The firm’s IT department designed and installed the equipment with the assistance of CDW’s engineers. They placed critical applications (including phone services and email) in an active-active state, meaning if the main data center in Eden Prairie, Minn., goes down, it will immediately fail over to the secondary data center in Des Moines, Iowa, with no downtime. Everything else is in active-standby, meaning it would take about four hours to bring back up, Harwood says.

Overall, the data center optimization project cost Midwest Family about $750,000, but the investment has proved worthy, Harwood says.

“It’s a large investment, but the benefits are even larger,” he says. “We can survive a catastrophic failure, and we are not going to lose any data.”

Why the Hyperconverged Move Makes Sense

Sevier County Bank in Tennessee recently upgraded its data center with hyperconverged infrastructure, and the decision is paying off.

The bank’s core customer account processing systems running on mainframes were never at risk.

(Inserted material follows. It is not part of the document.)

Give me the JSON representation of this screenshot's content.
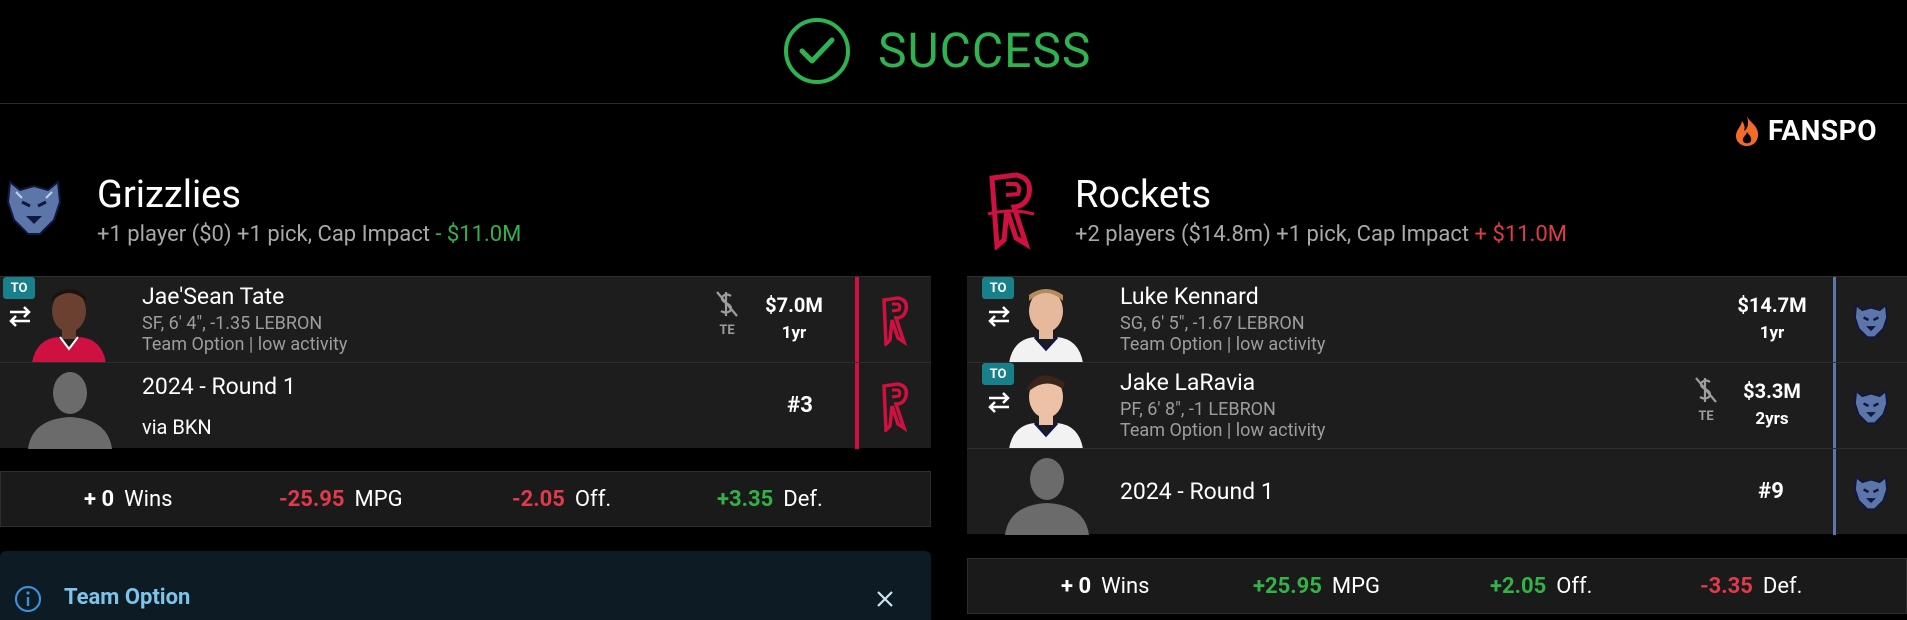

But last year, the bank’s data center, which runs email, file servers and check imaging, started showing significant age. Its 15 servers were between 5 to 7 years old and running Windows 2003, which Microsoft planned to stop supporting. The bank also didn’t have a backup data center — it used tape backups.

The bank, which wanted to adopt virtualization and build a secondary data center, considered a more traditional IT approach with separate servers, storage and networking equipment, but the $180,000 price tag was too expensive.

Josh Carr, Sevier County Bank’s IT manager and systems administrator, discovered that Scale Computing’s HC3 appliance provided the functionality the bank needed at one-third the cost.

Hyperconverged Infrastructure Offers the Total Package

The HC3 device features a server, storage and open-source KVM hypervisor for virtualization. Carr purchased a three-node Scale HC2000 cluster for the primary site and added a three-node Scale HC1000 cluster for the secondary site. He also installed two network switches at each site for redundancy.

Carr says the hyperconverged infrastructure met the bank’s requirements: ease of use, scalability and high availability. “The all-in-one package is a great option for small to medium-sized businesses,” he says. “It doesn’t take a lot of technical know-how and is extremely easy to use.”

Of all the data center options, the hyperconverged equipment was most efficient and cost-effective, adds bank CEO Matthew Converse.

“Banks are among the least adventurous organizations because of security, confidentiality and redundancy needs,” Converse says. “But going the route of new technology, being a little adventurous, and seeing how it might fit our industry paid great dividends.”